One shining star is "Hajenhanhowa," which mysteriously and quietly begins the album. The intro no doubt was inspired by original member Franco Battiato, who left prior to recording the album and would of course go on to much solo success. The enjoyable introduction lasts about five minutes after which Callero pounds out some fuzz bass and Zocchedu doubles on guitar and keys. Then a rap breaks out. Seriously, this has to be one of the earliest known examples of proto-hip-hop in history. Weird stuff, but oddly enough it just works. Zocchedu then rips off some Clapton-inspired licks and heavy riffing. If all of this sounds insanely appealing, don't get your hopes up; it's all downhill from here.

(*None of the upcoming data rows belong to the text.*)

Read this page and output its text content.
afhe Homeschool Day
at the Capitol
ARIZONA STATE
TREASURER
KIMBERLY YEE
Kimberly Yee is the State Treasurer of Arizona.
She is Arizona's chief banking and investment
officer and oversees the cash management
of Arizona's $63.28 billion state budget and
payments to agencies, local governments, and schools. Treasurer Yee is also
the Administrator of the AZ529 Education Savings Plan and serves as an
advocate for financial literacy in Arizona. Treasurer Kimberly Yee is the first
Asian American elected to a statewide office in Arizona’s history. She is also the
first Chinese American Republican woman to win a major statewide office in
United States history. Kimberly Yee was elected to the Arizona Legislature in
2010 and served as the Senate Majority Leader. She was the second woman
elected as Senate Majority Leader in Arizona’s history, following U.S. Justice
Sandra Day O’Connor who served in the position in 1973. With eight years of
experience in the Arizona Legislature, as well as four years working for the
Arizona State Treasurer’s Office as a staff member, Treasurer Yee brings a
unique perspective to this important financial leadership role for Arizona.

The title track is a raunchy minor blues, reminiscent of Gleemen or Garybaldi. Apparently, someone forgot to tell Osage Tribe that the Hendrix fad was over and far more interesting things were happening in 1972. "Cerchio di Luce" is better, as the band starts to incorporate some more disparate elements like jazz and symphonic rock into their arsenal. "Soffici Bianchi Veli" and "Orizzonti Senza Fine" are testosterone-driven jams hardly worth mentioning. Normally this could be overlooked, but at a total of 19 minutes, or nearly half the album's length, this self- indulgence cannot be forgiven and ultimately destroy any momentum from the first side. And the two bonus tracks, despite Battiato's involvement, are nothing more than banal pop with a juvenile guitar solo. There's just not enough worthy content here to bump Arrow Head to a three-star rating, but I suppose collectors will find something to like.